The published Devices and GPU guide contains the current CUDA operation and dtype matrix. Keep that matrix synchronized with the CudaBackend TensorBackend implementation when adding or removing CUDA dispatch arms.

General eigendecomposition (eig, LAPACK dgeev style) is not provided by cuSOLVER. The CUDA backend returns BackendFailure; users must explicitly download to CPU and call the CPU backend.

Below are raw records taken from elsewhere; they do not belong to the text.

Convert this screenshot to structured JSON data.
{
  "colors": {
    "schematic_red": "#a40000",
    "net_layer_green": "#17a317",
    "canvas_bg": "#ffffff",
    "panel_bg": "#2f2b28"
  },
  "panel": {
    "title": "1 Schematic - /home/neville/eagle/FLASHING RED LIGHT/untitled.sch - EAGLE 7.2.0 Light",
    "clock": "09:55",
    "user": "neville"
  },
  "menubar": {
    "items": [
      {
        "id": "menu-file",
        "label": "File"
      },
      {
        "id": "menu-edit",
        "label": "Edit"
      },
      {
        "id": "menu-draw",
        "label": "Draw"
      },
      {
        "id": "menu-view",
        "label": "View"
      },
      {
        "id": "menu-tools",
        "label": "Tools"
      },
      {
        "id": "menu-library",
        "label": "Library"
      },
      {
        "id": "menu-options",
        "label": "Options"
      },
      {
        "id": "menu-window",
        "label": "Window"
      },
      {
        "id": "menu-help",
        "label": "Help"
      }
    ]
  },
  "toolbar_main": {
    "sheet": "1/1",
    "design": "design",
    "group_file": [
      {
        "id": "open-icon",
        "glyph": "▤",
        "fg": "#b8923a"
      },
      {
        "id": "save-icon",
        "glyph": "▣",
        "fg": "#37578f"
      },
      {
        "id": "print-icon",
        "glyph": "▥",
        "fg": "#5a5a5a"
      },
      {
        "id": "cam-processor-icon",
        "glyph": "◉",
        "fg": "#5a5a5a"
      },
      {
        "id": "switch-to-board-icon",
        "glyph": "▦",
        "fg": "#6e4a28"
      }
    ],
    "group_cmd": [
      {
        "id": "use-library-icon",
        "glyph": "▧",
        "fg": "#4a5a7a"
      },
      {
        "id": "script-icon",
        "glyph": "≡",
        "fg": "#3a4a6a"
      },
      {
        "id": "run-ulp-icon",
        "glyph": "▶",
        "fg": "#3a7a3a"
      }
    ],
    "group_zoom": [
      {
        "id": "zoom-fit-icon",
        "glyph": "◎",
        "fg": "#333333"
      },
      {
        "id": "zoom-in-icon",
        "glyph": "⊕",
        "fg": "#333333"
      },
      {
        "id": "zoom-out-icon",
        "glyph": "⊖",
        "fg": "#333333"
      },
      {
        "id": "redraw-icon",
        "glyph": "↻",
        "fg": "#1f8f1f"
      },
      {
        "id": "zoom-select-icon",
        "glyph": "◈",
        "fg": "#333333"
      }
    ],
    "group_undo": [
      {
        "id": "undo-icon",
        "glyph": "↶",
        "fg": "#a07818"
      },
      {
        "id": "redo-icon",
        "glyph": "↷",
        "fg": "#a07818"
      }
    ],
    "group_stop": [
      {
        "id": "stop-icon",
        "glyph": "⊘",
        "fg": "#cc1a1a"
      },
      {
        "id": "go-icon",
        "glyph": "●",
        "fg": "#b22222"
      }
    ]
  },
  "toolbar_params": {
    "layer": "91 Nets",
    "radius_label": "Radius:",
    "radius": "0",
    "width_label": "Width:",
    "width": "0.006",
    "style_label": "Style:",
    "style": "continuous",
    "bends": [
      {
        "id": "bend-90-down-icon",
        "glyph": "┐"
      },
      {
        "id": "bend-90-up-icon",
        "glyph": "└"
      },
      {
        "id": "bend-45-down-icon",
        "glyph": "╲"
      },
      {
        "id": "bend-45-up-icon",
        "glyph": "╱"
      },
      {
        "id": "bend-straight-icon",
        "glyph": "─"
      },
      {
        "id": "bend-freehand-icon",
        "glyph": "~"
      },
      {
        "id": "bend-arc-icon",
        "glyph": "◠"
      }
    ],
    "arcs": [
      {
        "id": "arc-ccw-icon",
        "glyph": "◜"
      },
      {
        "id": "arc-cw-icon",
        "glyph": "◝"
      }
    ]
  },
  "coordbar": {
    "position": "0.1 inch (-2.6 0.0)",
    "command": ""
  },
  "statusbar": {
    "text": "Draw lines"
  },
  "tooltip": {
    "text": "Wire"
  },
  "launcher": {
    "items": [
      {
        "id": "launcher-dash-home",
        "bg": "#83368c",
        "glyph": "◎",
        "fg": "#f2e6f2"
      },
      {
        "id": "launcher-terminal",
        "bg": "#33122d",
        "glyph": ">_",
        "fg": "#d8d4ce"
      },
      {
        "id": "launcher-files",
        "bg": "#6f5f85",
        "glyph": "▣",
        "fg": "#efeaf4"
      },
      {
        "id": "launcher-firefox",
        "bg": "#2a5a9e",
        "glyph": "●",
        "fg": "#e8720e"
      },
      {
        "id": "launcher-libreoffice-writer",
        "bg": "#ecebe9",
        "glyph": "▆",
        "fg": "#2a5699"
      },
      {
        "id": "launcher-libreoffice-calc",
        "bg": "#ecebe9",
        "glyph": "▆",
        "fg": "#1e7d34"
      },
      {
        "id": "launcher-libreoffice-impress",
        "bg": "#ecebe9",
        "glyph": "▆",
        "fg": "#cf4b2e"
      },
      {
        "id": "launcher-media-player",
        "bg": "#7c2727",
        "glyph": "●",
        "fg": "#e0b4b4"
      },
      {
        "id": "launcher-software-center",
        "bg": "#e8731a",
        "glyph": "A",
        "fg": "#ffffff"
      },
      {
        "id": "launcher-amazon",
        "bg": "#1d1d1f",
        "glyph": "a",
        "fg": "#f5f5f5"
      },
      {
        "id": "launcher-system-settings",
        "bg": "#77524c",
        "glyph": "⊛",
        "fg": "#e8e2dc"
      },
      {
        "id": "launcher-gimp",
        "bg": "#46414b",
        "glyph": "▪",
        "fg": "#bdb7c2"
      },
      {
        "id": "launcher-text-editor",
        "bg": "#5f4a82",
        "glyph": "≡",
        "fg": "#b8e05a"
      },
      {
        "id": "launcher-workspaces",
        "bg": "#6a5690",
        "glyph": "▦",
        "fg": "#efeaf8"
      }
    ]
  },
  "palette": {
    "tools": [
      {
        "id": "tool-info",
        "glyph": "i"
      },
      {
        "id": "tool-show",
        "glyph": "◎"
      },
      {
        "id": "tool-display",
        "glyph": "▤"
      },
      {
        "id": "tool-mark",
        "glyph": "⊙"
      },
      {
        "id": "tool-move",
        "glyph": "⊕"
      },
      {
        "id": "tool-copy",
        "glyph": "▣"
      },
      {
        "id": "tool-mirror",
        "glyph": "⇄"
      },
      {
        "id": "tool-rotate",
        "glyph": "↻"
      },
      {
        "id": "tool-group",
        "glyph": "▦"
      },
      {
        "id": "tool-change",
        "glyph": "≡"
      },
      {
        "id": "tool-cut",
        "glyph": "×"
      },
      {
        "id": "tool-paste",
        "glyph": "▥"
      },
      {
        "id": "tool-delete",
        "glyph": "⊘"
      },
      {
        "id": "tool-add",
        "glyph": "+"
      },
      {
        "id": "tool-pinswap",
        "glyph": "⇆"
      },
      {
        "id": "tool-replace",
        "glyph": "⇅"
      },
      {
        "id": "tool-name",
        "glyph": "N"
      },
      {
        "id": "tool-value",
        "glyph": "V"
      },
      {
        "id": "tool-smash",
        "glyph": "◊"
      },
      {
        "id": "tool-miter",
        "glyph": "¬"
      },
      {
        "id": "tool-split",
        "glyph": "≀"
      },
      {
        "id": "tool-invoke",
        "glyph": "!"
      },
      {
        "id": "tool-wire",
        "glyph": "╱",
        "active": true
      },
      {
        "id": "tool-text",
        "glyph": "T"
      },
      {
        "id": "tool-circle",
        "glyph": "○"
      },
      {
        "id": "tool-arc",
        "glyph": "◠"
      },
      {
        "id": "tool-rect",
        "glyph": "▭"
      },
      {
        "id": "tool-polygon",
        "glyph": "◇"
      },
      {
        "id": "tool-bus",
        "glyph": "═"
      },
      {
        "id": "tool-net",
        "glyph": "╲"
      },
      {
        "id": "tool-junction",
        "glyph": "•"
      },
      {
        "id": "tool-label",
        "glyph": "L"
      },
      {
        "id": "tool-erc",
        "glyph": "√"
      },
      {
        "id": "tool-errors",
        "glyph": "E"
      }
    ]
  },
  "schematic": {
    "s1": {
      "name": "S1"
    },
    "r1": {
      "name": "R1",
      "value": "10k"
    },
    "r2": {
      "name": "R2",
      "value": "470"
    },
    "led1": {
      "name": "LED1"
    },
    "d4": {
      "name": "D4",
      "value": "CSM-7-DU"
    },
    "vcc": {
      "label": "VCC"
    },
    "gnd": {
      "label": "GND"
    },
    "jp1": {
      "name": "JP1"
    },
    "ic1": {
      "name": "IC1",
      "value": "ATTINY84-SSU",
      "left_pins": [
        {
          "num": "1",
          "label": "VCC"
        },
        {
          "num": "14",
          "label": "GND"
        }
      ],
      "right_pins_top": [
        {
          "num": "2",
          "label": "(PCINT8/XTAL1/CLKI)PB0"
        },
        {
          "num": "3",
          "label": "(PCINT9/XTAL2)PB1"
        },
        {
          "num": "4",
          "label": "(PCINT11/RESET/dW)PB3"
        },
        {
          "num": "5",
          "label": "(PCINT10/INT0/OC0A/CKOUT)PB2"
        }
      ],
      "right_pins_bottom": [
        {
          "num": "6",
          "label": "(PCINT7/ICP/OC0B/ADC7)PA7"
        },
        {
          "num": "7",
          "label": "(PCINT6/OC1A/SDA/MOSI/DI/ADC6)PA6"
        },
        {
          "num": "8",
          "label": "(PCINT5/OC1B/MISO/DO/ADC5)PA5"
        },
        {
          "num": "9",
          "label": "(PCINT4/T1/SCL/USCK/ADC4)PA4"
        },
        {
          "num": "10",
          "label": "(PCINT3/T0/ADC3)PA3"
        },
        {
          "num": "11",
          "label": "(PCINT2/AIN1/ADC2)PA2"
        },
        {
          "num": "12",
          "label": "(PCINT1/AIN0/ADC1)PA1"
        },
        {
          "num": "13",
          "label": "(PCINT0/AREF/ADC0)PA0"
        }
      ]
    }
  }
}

The WebGPU backend currently has narrower coverage:

Category WebGPU status
Allocation/transfer WebGPU allocation, upload, and download for F64, F32, I32, I64, Bool, C64, and C32 tensors
Real contraction CubeK/CubeCL-backed F32 dot_general through a BGEMM planner, including batched and same-device packed operand layouts covered by tests
Complex contraction C32 dot_general and dot_general_with_conj through a CubeK-owned complex GEMM API. tenferro normalizes DotGeneralConfig into CubeK-compatible batched matmul bindings; CubeK owns temporary real buffers, split/compose kernels, conjugation signs, and future native complex-kernel replacement
Deferred contraction coverage F64, C64, zero-contracting-size matmul, and broader planner stress coverage
Other tensor ops Explicit unsupported BackendFailure; no CPU fallback and no hidden provider transfer

Unsupported And Deferred Work

The following are intentionally outside the current batch:

  • GPU benchmark work,
  • HIP/ROCm execution backend implementation,
  • replacing the CubeCL fork,
  • selected complex analytic kernels and ordering operations,
  • CUDA implementations for full_piv_lu, full_piv_lu_solve, and dynamic_update_slice,
  • integer numeric/linalg CUDA kernels beyond structural and reduction paths,
  • Bool CUDA kernels beyond allocation, upload/download, and metadata-only reshape,
  • changing the public placement contract,
  • WebGPU elementwise, reduction, indexing, and linalg kernels beyond explicit transfer and CubeK-backed F32/C32 contraction.

Tests

CUDA GPU tests are ignored so regular CPU-only test runs remain portable. Run them on a CUDA machine with:

CUBECL_DEBUG_LOG=0 \
CUDA_PATH=/usr/local/cuda-12.8 \
LD_LIBRARY_PATH=/usr/local/cuda-12.8/lib64:/usr/lib/x86_64-linux-gnu/libcutensor/12:$LD_LIBRARY_PATH \
  cargo test -p tenferro-gpu --features cuda -- --ignored

These tests are correctness tests, not benchmarks.

WebGPU provider tests should have two layers: portable source/feature contract tests that run in ordinary CI, and adapter-optional runtime tests that return early when no WebGPU adapter is available. Runtime tests must compare meaningful tensor values or residuals, not only shapes.